"I HAVE A NUMBER OF WAYS OF WORKING, AND THEY ARE ALL PART OF THE SAME WAY, AND I SELDOM DISCARD WAYS, BUT ADD TO THEM AND USE THE OLD ONES AND CARRY THEM ALL WITH ME. I WANT TO EXPRESS MY FEELINGS AND THOUGHTS, AND I WANT TO DISTILL THEM SO THEY WILL BE PRISTINE AND CLEAR AND COME BACK AT ME WITH A NEW LIFE THEY NEVER HAD WHEN INSIDE ME."
Dorothy Dehner was an Abstract Expressionist sculptor, painter, poet, and critic whose career spanned from the late 1920s until nearly the day of her death in 1994.
Born in Cleveland, Ohio, in 1901, Dehner enjoyed a happy early childhood, and was encouraged by her parents to immerse herself in art and culture. But at just 12 years old, her father passed away due to pneumonia, and while Dehner was in high school, Dehner's mother and sister also tragically died within the span of just one year. Following their deaths, Dehner moved in with her aunts, finished high school, and enrolled at the University of California Los Angeles to study art and literature. In 1923, she relocated to New York to pursue dance and acting, but abandoned her theater career after two years.
Dehner took up an interest in the visual arts after a nine-month solo trip to Europe, where she saw the 1925 Art Deco exhibition in Paris. When she returned to New York in October of the same year, she enrolled at the Art Students League of New York. Shortly after beginning her studies, she met David Roland Smith, who had just moved into the same apartment building. Smith, then a copywriter for a financial company, had been encouraged to speak to Dehner by their landlord after he inquired about art schools. On Dehner's suggestion, Smith promptly enrolled at the League, and she served as his informal tutor, shaping his taste in art and literature.
Dehner married Smith in 1927, and the couple moved to a farm in Bolton Landing, New York, in 1929. There, she continued her art education while supporting Smith's burgeoning career. However, Dehner's studies and career development were hindered by Smith's domineering influence and their tumultuous marriage, which ultimately ended in divorce in 1952. This separation marked a critical turning point as Dehner was for the first time able to fully dedicate herself to her own art.
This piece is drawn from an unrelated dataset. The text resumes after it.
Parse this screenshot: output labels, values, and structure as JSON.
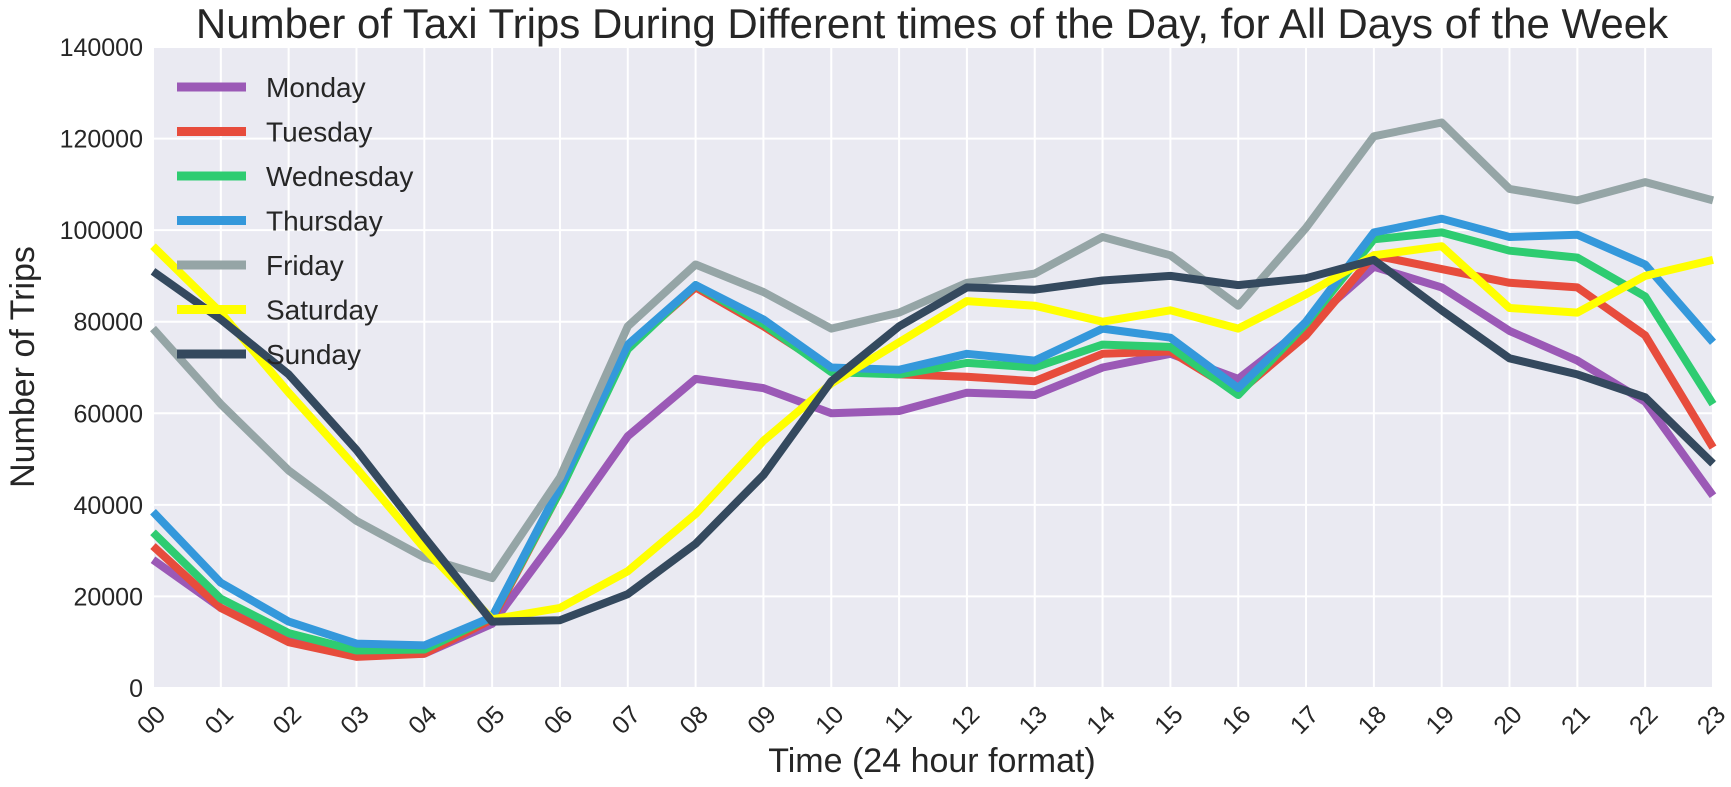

After the divorce, Dehner's career flourished. She for the first time fully embraced sculpture and developed her own artistic voice, incorporating diverse expressive languages and references to modernist traditions including Cubism, Surrealism, and Russian Constructivism. Dehner's sculptures often explored themes of movement and transformation, reflecting her interest in the natural world and human experience, yet also possessed totemic qualities, resembling mythological and religious icons.
Her entire body of work, which spans drawings, watercolors, prints, and reliefs, reflects a sustained engagement with abstract forms and symbolism. She continued to innovate with new materials and techniques throughout the 1960s and 1970s, producing larger works and wood constructions that drew from architecture. She received significant recognition during her lifetime, including a Guggenheim Fellowship in 1985, thanks in part to friends and collaborators like Louise Nevelson and John Cage, and also in part to the advocacy of Dr. Joan Marter, who extensively chronicled Dehner's work and contributions to art.
Even against that of her better-known peers, Dehner's work stood out for its originality and expressive power. Dehner's legacy is marked by her resillience and enduring contributions to both Abstract Expressionism and the field of sculpture.